L’autre jour, la petite a longtemps traîné autour du cabanon. Elle fixait on ne sait trop quoi depuis un moment déjà :
– « Tu as vu, ces branchages, c’est fâcheux, il y a tellement d’espace entre eux que cela fait toute une montagne ! ».
– « oui, ou des cheveux », a-t-elle répondu avant de filer.
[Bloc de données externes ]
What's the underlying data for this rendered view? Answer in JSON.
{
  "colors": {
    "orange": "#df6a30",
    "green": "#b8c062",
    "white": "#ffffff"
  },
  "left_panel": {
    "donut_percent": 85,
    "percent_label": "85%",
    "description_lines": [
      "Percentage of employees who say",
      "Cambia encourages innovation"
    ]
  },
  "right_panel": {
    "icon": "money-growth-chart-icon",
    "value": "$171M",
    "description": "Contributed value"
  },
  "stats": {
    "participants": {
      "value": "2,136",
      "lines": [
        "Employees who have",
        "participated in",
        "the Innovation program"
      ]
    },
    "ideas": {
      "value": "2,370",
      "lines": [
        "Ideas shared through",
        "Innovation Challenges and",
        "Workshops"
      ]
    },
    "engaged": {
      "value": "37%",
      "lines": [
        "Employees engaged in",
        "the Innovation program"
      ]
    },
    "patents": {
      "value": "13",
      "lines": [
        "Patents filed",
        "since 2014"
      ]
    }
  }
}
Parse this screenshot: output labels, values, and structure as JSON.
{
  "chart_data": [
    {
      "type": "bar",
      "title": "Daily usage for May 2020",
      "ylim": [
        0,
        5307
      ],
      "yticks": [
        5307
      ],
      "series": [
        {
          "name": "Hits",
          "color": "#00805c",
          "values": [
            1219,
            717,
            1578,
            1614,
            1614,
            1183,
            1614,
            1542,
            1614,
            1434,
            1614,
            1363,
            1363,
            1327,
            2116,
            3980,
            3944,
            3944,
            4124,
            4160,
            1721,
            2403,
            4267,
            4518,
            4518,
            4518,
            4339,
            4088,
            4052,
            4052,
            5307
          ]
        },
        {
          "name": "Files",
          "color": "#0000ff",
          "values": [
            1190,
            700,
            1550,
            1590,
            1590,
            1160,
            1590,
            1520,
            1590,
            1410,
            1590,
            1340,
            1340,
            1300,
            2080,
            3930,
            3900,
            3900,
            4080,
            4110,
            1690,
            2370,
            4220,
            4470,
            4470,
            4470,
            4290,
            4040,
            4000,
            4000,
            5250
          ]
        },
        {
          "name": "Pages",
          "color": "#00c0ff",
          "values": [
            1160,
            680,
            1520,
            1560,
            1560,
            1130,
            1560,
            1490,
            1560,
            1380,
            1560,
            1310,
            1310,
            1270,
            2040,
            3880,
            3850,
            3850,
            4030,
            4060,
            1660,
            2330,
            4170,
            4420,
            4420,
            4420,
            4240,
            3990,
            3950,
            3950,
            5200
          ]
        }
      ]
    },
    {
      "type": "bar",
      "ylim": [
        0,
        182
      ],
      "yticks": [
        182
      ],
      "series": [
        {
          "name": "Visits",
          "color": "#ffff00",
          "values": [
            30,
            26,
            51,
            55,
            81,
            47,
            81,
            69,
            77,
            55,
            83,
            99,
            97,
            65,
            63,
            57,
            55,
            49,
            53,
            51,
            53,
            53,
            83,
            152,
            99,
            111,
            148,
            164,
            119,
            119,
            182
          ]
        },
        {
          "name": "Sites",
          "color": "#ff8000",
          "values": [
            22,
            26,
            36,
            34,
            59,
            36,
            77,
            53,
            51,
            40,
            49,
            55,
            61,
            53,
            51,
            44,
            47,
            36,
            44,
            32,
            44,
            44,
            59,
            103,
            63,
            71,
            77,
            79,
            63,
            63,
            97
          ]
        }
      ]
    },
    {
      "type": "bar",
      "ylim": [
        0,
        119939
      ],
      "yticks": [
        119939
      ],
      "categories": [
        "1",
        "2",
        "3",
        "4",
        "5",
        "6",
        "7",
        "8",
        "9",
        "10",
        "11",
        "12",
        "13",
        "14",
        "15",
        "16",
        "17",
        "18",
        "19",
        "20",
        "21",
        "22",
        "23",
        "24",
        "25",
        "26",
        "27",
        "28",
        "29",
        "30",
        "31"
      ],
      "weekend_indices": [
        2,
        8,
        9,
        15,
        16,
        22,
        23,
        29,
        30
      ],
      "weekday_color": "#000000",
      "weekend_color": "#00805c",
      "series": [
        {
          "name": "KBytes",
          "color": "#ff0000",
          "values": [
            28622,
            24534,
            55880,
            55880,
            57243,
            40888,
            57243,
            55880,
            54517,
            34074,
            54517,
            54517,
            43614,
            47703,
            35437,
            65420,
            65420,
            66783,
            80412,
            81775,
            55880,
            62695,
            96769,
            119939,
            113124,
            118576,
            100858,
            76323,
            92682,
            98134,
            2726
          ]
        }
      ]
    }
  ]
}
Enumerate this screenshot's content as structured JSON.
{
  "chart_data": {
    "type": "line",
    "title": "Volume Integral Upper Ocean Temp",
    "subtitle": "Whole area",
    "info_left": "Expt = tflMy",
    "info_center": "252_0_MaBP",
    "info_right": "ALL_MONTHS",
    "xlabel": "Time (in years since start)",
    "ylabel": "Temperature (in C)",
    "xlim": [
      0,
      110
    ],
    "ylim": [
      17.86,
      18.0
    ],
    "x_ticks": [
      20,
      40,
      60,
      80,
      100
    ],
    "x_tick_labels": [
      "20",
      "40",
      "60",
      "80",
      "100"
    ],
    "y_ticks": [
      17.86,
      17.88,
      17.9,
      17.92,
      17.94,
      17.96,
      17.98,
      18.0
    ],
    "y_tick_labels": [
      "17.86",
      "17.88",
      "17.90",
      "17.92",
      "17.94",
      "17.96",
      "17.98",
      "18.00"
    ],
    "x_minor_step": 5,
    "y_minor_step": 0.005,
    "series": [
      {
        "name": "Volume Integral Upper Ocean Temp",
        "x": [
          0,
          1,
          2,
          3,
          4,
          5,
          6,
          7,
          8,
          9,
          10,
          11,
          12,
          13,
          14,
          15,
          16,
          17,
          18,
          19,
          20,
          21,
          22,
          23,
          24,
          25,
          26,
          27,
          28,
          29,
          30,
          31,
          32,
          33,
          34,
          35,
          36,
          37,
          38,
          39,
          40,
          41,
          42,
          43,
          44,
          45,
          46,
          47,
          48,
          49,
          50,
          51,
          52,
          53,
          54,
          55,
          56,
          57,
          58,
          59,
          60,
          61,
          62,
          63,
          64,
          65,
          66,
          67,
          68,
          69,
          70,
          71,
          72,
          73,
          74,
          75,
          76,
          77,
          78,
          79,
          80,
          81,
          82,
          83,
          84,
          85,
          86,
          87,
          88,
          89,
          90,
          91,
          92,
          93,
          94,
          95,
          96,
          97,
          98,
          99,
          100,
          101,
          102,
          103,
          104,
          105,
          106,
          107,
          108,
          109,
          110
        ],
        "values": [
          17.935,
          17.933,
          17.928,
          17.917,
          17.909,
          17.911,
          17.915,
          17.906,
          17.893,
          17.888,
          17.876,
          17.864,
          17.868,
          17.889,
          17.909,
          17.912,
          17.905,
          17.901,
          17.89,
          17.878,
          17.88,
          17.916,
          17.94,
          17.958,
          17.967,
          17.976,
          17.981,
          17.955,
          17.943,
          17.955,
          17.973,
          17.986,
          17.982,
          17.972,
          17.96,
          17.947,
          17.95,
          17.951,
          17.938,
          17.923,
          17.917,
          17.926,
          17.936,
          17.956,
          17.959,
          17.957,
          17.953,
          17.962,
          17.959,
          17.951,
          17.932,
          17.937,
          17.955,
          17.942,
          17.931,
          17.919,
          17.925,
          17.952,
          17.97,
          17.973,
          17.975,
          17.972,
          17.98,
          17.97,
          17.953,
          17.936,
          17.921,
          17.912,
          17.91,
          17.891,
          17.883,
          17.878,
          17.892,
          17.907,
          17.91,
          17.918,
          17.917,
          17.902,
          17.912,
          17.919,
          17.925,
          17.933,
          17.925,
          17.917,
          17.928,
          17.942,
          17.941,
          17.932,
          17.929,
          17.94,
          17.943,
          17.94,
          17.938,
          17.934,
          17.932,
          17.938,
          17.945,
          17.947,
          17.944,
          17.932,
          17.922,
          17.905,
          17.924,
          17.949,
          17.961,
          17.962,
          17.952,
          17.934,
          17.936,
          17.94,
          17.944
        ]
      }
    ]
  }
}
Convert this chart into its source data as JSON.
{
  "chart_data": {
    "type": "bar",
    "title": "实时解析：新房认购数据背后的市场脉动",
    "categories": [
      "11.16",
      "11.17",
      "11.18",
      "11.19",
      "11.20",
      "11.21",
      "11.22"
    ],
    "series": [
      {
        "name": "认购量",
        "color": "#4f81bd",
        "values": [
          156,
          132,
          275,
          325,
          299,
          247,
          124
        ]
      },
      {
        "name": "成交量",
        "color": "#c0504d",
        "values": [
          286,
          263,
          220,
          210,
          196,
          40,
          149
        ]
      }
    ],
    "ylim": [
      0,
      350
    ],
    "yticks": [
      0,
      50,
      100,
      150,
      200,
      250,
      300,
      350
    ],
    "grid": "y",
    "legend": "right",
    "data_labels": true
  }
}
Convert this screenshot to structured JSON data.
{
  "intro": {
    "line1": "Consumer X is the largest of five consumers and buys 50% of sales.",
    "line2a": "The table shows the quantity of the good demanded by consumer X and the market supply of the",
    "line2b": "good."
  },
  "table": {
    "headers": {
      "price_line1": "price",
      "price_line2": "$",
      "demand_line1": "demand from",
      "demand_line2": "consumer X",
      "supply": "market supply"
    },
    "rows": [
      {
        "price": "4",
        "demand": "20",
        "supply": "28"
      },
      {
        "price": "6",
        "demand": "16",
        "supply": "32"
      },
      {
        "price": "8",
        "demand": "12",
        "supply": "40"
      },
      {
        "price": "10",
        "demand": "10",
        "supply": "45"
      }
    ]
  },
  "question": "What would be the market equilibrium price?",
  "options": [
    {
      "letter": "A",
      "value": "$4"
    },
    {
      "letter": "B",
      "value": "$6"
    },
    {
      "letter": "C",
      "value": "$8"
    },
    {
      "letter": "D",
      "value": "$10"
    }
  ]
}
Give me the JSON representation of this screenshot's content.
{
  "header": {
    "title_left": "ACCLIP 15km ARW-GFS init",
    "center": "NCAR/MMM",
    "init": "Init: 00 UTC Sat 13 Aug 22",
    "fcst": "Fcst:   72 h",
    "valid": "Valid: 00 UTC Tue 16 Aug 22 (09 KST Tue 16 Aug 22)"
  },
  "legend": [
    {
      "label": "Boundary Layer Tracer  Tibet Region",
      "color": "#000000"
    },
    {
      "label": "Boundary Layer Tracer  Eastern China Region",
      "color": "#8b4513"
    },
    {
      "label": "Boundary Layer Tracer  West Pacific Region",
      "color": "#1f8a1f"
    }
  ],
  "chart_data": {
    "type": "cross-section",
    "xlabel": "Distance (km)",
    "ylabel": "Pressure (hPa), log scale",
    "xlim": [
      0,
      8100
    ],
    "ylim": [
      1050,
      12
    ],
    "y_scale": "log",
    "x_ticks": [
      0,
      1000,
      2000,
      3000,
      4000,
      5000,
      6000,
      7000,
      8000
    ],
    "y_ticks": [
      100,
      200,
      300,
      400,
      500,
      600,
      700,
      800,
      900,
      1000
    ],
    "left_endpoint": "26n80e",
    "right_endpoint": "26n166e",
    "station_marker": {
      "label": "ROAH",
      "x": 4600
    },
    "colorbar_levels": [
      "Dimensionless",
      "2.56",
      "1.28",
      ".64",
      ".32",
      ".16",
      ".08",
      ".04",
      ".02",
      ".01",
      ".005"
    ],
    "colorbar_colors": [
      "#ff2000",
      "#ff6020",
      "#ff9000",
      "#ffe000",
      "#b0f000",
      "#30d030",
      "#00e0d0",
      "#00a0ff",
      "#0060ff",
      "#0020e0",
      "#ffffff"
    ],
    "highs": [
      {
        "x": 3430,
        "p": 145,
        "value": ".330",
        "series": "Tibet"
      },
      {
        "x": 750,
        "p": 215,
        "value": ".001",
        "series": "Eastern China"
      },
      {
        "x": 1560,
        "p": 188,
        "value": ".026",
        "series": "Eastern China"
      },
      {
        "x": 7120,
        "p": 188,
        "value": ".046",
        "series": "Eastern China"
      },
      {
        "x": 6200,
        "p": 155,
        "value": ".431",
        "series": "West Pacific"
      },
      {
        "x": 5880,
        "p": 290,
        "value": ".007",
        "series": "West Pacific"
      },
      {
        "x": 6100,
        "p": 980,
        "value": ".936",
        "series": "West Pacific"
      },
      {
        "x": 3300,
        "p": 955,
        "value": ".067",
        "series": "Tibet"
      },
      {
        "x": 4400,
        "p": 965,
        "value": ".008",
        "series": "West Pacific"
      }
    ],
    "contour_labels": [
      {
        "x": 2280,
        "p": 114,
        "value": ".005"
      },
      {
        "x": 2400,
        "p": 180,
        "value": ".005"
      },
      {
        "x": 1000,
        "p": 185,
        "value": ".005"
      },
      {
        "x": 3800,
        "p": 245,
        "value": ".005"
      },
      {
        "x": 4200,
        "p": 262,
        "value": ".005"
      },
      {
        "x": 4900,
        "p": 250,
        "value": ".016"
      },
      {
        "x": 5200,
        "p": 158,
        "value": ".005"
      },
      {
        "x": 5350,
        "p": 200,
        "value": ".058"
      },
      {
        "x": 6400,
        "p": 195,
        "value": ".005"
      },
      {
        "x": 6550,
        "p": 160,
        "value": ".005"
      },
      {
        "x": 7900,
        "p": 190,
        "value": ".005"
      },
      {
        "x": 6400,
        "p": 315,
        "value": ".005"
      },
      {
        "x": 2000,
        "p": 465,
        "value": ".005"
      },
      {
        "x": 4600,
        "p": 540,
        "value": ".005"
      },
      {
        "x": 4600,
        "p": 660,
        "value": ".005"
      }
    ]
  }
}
Va savoir ce qu’il se passe dans la tête des gosses. La lumière a changé, comme obscurcie par l’un de ces nuages rapides qui masquent sans prévenir le soleil du mois d’août. Sa petite présence silencieuse a subitement manqué, elle donnait comme du cœur à l’ouvrage. Sa mère produit aussi parfois cet effet, d’ailleurs elles se ressemblent. Mais son corps s’est affaissé. Le poids des années, et probablement bien des méchancetés.
En bêchant violemment son jardin, elle m’a dit un jour :
– « Vous savez, j’en ai terminé avec les hommes, ils sont tellement lâches ». Elle ne le disait à personne, c’était comme dire « les carottes sont cuites », en soulevant le couvercle d’une casserole dans un nuage de vapeur. Mais c’était aussi triste que ses petits seins vides s’agitant sous son t-shirt en coton délavé.
Chaque semaine, un monsieur arrive puis repart dans un engin rutilant, pas toujours le même, pour accomplir son devoir de père indigne. Il s’accompagne d’une jolie femme, peut-être la même, qui reste patiemment attachée à la place du mort, brune, fine, le genre de beauté banale sauvée par le mouvement de sa jupe évasée et une petite brise de fin de journée sur le parking d’un supermarché.
Leur étrange maison avait été dessinée par un ami, qui venait solennellement déplier ses plans sous la lampe en papier de la cuisine de leur petit appartement de ville. On la voulait originale, à l’image de leur amour. Les hommes, concentrés, faisaient maladroitement tomber les longues cendres de leurs cigarettes sur le papier cartonné, avant de les balayer d’un frottement vif qui y laissait de grandes traces sombres. Elle vaquait à ses occupations, le repas, la vaisselle, ces milliers de petits gestes qui font la tenue d’un intérieur, déjà grosse de l’enfant qu’elle espérait. Elle venait s’attabler pour acquiescer à une option déjà choisie. D’étroites chambres, une grande pièce à vivre, un puits de lumière, plusieurs niveaux. Les autorités communales les contraindraient à revoir leurs ambitions afin que l’homogénéité du cadastre n’en soit pas altérée. Ils avaient dû renoncer à quelques fenêtres obliques, au toit plat qui leur rappelait un voyage en Orient particulièrement marquant, et à la détente qu’offre un paysage dégagé après une longue journée de travail. On planterait plutôt un frêne en guise de tonnelle sur la terrasse en Eternit, au sud, dont le dense feuillage garantirait des repas bien protégés, sauf des guêpes bagarreuses.